Falar sobre o semiárido imediatamente remete à imagem de uma natureza inóspita, uma vez que o clima caracteriza-se por ser quente e seco, com longos períodos de estiagem. Apesar desse aspecto, a biodiversidade do semiárido brasileiro é rica e deve ser preservada. No entanto, áreas atingidas pelo clima estão sendo castigadas com a degradação.
De acordo com a professora doutora em Ecologia e Recursos Naturais da Universidade Federal de Campina Grande (UFCG), Alecksandra Vieira de Lacerda, os danos são causados, principalmente, pela ação humana, por meio da ocupação territorial indevida. “Muitos não entendem a dinâmica e a riqueza dos ecossistemas e dos recursos naturais, provocando assim a perda dos seus potenciais”, explica a pesquisadora.
O biólogo Lucas Nunes apresenta outra situação que contribui para a degradação do semiárido: a forte presença da ovinocaprinocultura nessas regiões. De acordo com o Instituto Nacional do Semiárido (Insa), 70% das espécies botânicas presentes na Caatinga – bioma predominante das áreas de semiárido - compõem a dieta dos caprinos e ovinos.

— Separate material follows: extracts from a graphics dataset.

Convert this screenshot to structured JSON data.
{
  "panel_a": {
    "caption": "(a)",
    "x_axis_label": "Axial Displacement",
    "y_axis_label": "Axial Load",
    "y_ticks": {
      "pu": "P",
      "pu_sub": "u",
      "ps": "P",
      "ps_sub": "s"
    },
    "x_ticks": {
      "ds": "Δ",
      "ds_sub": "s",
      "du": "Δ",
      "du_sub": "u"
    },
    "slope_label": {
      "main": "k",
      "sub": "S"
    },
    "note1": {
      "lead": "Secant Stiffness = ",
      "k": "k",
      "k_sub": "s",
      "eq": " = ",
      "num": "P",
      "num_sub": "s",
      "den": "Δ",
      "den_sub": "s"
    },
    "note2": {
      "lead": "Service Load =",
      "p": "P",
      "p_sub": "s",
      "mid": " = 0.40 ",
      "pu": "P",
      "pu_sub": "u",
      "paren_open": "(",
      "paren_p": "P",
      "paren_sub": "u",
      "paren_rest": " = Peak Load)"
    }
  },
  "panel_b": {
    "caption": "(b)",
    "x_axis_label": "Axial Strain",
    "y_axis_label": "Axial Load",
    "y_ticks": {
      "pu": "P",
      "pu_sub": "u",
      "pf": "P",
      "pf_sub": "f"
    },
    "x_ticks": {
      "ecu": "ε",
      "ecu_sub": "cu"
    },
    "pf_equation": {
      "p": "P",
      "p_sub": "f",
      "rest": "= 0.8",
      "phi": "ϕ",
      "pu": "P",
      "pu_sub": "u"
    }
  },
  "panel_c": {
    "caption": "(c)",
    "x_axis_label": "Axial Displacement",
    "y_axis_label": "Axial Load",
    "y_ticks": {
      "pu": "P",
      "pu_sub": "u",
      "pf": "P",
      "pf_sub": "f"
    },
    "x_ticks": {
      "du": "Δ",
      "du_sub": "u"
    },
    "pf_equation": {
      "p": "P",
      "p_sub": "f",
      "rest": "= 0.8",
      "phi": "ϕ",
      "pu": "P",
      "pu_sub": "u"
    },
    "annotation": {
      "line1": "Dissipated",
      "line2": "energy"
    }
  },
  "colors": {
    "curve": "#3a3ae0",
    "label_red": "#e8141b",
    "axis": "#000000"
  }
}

Um exemplo é a palma forrageira, considerada um dos mais importantes alimentos para os rebanhos durante longos períodos de estiagem.
“Mesmo que o proprietário não desmate, os bodes e cabras fazem isso. Então a área acaba ficando sem vegetação, o que acelera o processo de desertificação. A Caatinga já é um bioma suscetível a isso por conta do clima. É como aprendemos o ciclo da água na escola: a vegetação puxa a água do solo e joga para a atmosfera. Essa água evapora, forma nuvens e faz chover. Ou seja, sem vegetação não há chuva e sem chuva, temos mais secas e mais desertificação”, esclarece o biólogo.
Pesquisa
Na Paraíba, um grupo de pesquisa da UFCG analisa o desenvolvimento de estratégias de preservação e restauração de biomas degradados do semiárido desde 2013. “Nosso maior objetivo está em propiciar aos moradores das faixas de terras secas, os conhecimentos e as condições relevantes para o desenvolvimento e a sustentabilidade regional”, afirma a professora Alecksandra Vieira de Lacerda, que lidera o Grupo de Pesquisa: Conservação Ecossistêmica e Recuperação de Áreas Degradadas no Semiárido (Cerdes).

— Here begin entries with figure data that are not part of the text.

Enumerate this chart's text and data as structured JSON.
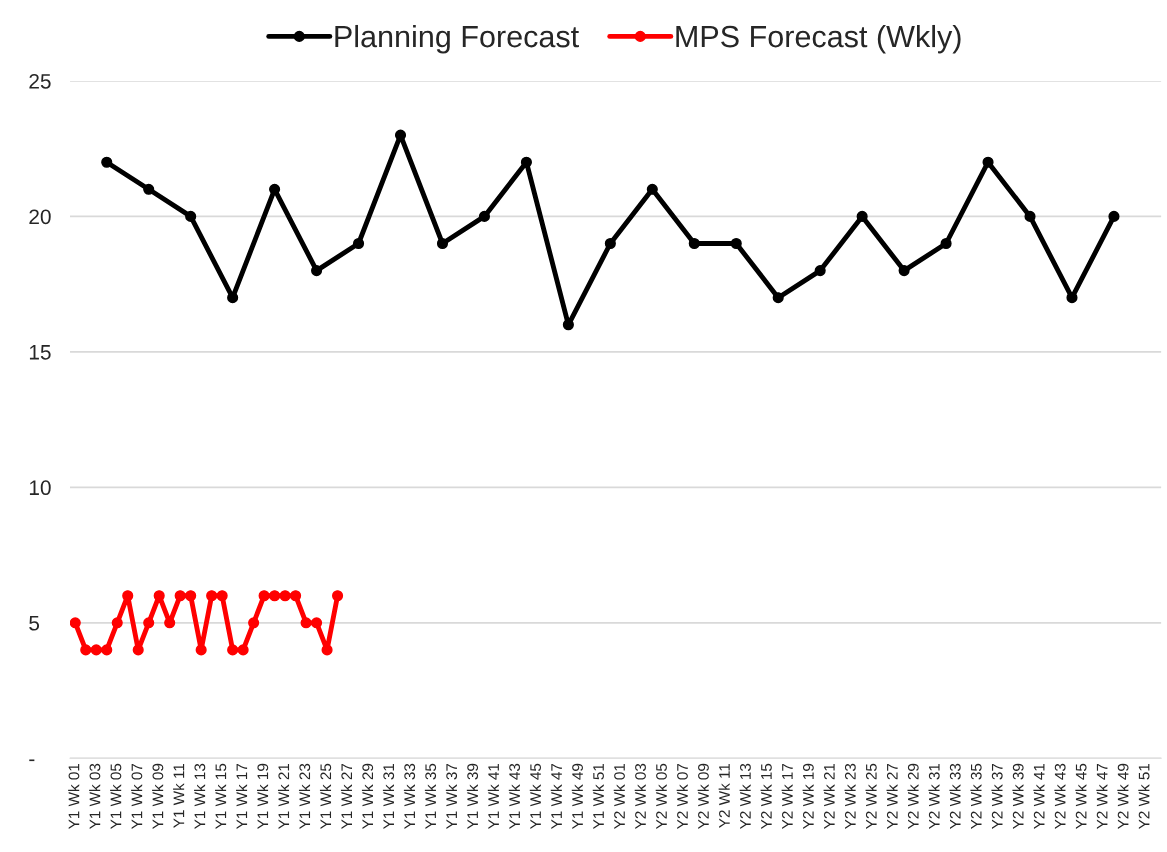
{
  "chart_data": {
    "type": "line",
    "categories": [
      "Y1 Wk 01",
      null,
      "Y1 Wk 03",
      null,
      "Y1 Wk 05",
      null,
      "Y1 Wk 07",
      null,
      "Y1 Wk 09",
      null,
      "Y1 Wk 11",
      null,
      "Y1 Wk 13",
      null,
      "Y1 Wk 15",
      null,
      "Y1 Wk 17",
      null,
      "Y1 Wk 19",
      null,
      "Y1 Wk 21",
      null,
      "Y1 Wk 23",
      null,
      "Y1 Wk 25",
      null,
      "Y1 Wk 27",
      null,
      "Y1 Wk 29",
      null,
      "Y1 Wk 31",
      null,
      "Y1 Wk 33",
      null,
      "Y1 Wk 35",
      null,
      "Y1 Wk 37",
      null,
      "Y1 Wk 39",
      null,
      "Y1 Wk 41",
      null,
      "Y1 Wk 43",
      null,
      "Y1 Wk 45",
      null,
      "Y1 Wk 47",
      null,
      "Y1 Wk 49",
      null,
      "Y1 Wk 51",
      null,
      "Y2 Wk 01",
      null,
      "Y2 Wk 03",
      null,
      "Y2 Wk 05",
      null,
      "Y2 Wk 07",
      null,
      "Y2 Wk 09",
      null,
      "Y2 Wk 11",
      null,
      "Y2 Wk 13",
      null,
      "Y2 Wk 15",
      null,
      "Y2 Wk 17",
      null,
      "Y2 Wk 19",
      null,
      "Y2 Wk 21",
      null,
      "Y2 Wk 23",
      null,
      "Y2 Wk 25",
      null,
      "Y2 Wk 27",
      null,
      "Y2 Wk 29",
      null,
      "Y2 Wk 31",
      null,
      "Y2 Wk 33",
      null,
      "Y2 Wk 35",
      null,
      "Y2 Wk 37",
      null,
      "Y2 Wk 39",
      null,
      "Y2 Wk 41",
      null,
      "Y2 Wk 43",
      null,
      "Y2 Wk 45",
      null,
      "Y2 Wk 47",
      null,
      "Y2 Wk 49",
      null,
      "Y2 Wk 51",
      null
    ],
    "series": [
      {
        "name": "Planning Forecast",
        "color": "#000000",
        "values": [
          null,
          null,
          null,
          22,
          null,
          null,
          null,
          21,
          null,
          null,
          null,
          20,
          null,
          null,
          null,
          17,
          null,
          null,
          null,
          21,
          null,
          null,
          null,
          18,
          null,
          null,
          null,
          19,
          null,
          null,
          null,
          23,
          null,
          null,
          null,
          19,
          null,
          null,
          null,
          20,
          null,
          null,
          null,
          22,
          null,
          null,
          null,
          16,
          null,
          null,
          null,
          19,
          null,
          null,
          null,
          21,
          null,
          null,
          null,
          19,
          null,
          null,
          null,
          19,
          null,
          null,
          null,
          17,
          null,
          null,
          null,
          18,
          null,
          null,
          null,
          20,
          null,
          null,
          null,
          18,
          null,
          null,
          null,
          19,
          null,
          null,
          null,
          22,
          null,
          null,
          null,
          20,
          null,
          null,
          null,
          17,
          null,
          null,
          null,
          20,
          null,
          null,
          null,
          null
        ]
      },
      {
        "name": "MPS Forecast (Wkly)",
        "color": "#ff0000",
        "values": [
          5,
          4,
          4,
          4,
          5,
          6,
          4,
          5,
          6,
          5,
          6,
          6,
          4,
          6,
          6,
          4,
          4,
          5,
          6,
          6,
          6,
          6,
          5,
          5,
          4,
          6,
          null,
          null,
          null,
          null,
          null,
          null,
          null,
          null,
          null,
          null,
          null,
          null,
          null,
          null,
          null,
          null,
          null,
          null,
          null,
          null,
          null,
          null,
          null,
          null,
          null,
          null,
          null,
          null,
          null,
          null,
          null,
          null,
          null,
          null,
          null,
          null,
          null,
          null,
          null,
          null,
          null,
          null,
          null,
          null,
          null,
          null,
          null,
          null,
          null,
          null,
          null,
          null,
          null,
          null,
          null,
          null,
          null,
          null,
          null,
          null,
          null,
          null,
          null,
          null,
          null,
          null,
          null,
          null,
          null,
          null,
          null,
          null,
          null,
          null,
          null,
          null,
          null,
          null
        ]
      }
    ],
    "ylim": [
      0,
      25
    ],
    "yticks": [
      {
        "value": 0,
        "label": "-"
      },
      5,
      10,
      15,
      20,
      25
    ],
    "grid": "y",
    "legend": "top",
    "marker": "circle",
    "line_style": "solid"
  }
}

O grupo atua, principalmente, em ecologia e dinâmica da Caatinga, gerenciamento e manejo de bacias hidrográficas, restauração ecológica de sistemas degradados, etnoecologia, flora e estrutura de áreas ciliares e manejo de lavoura xerófila.

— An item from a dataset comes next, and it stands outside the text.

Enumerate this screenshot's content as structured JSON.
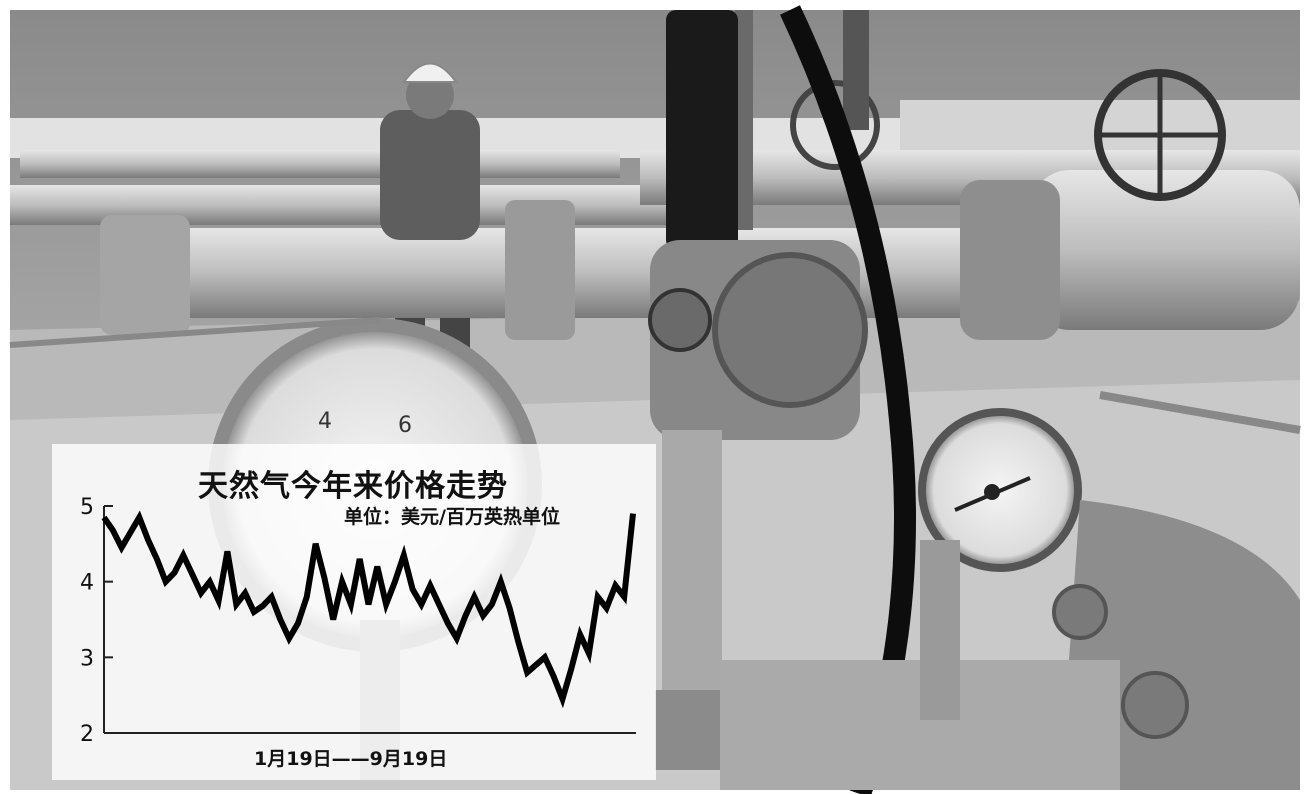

O trabalho é desenvolvido no campus de Sumé e a professora conta com a participação dos alunos dos cursos de graduação em Tecnologia Agroecológica, Engenharia de Biossistemas, Engenharia de Biotecnologia e Bioprocessos, além do mestrado em Rede Nacional em Gestão e Regulação de Recursos Hídricos.
Atividades de preservação são desenvolvidas no Cariri paraibano
A Universidade Federal de Campina Grande desenvolve o projeto Restauração de Ecossistemas Ciliares Degradados no Semiárido Brasileiro (Redesab), que realiza ações de preservação ligadas à bacia do Rio Paraíba. O projeto foi aprovado no ano passado, junto ao Ministério da Integração e do Desenvolvimento Regional.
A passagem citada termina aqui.